Martes, 18 de septiembre de 2018

Por Italia

 

Los poetas Antonino Caponnetto, Umberto Piersanti y A. P. Alencart, en Mantua (foto de Jacqueline Alencar)

La política, ah, la política… Mientras a mediados de mayo degustaba de buena parte del arte brotado del Renacimiento, visitando los palacios ducales de Mantua y Urbino, los periódicos y telediarios italianos no cesaban de informar de acuerdos y desacuerdos para formar gobierno entre la Liga Norte y el Movimiento 5 Estrellas, más las dudas del presidente Mattarella sobre unos populistas con discursos antieuropeos o que pueden restringir derechos cívicos conseguidos en muchos lustros.

Uno no puede abstraerse por completo de ese magma que todo lo calcina: aunque uses el mando o pases deprisa las muchas páginas dedicadas a esos tejemanejes, lo cierto es que ahí sigue, empeorándolo todo.

Pero estaba por Italia por motivos poéticos y no políticos. Stefano Iori me había invitado a Mantua para leer mis versos en el Festival Internacional Tierra de Virgilio, que él coordina. También para presentar mi antología hispano-italiana ‘Para Después / Per il Domani’ que habían coeditado Betania (España) y Hebel (Chile).

Y si de Poesía se trataba, claro está que bullían en mi memoria la obra de los grandes autores italianos que me han nutrido desde hace lustros: de Horacio, Virgilio y Dante a Ungaretti, Montale y Alda Merini.
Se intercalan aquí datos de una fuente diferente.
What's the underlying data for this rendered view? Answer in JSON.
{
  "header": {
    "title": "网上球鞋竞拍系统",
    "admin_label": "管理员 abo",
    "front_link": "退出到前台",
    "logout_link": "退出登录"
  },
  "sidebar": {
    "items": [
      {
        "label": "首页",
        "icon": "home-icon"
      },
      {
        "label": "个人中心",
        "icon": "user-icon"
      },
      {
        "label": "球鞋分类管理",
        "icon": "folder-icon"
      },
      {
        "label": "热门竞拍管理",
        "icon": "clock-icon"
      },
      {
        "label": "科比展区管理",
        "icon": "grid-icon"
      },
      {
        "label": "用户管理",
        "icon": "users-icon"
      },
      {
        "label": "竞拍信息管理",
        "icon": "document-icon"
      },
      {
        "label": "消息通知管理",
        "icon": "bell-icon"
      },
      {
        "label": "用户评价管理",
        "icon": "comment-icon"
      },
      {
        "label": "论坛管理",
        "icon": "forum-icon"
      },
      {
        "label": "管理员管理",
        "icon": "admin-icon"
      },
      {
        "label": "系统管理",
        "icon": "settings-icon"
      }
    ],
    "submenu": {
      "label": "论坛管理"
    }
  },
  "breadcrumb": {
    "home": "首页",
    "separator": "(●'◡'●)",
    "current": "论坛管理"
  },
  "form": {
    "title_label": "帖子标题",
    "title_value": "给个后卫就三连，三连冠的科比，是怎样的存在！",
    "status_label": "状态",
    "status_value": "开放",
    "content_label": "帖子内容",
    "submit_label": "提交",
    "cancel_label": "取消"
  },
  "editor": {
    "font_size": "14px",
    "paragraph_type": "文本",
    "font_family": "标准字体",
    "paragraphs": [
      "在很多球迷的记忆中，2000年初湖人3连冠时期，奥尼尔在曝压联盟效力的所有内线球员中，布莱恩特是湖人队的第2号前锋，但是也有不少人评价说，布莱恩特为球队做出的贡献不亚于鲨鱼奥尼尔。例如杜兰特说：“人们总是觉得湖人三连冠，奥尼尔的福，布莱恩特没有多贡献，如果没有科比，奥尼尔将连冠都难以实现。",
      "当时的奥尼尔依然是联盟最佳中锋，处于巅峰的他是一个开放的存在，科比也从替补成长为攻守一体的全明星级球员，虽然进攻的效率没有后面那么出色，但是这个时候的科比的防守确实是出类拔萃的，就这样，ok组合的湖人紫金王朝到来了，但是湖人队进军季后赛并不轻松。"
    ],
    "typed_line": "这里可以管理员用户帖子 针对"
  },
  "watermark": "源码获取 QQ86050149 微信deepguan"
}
Pero también recordaba algunos versos de mi amigo Beppe Costa, traducido por Stefania Di Leo. Costa, a quien conocí en un pueblo de Galilea, ha dejado Roma para afincarse en Cerdeña, mientras susurra para alguna amada: “…Palabras en poesía para taparte las espaldas/ palabras únicas inimitables/ palabras de amor/ quisiera dedicarte/ pero/ no soy Verlaine…”.

No pudimos vernos en esta mi primera visita a su patria, pero el abrazo se lo di al poeta Antonino Caponnetto, cuyos versos recordé mi última noche en Venecia: “Hoy tu cuenta del banco está seca y en números rojos/ y todos los objetivos/ ha invadido el miedo”. Como el cierto temor que impera en España, en la política que a diario nos instala en el hastío.

Jaqueline  Alencar y Alfredo Pérez Alencart, en Urbino (foto de Gianni Darconza)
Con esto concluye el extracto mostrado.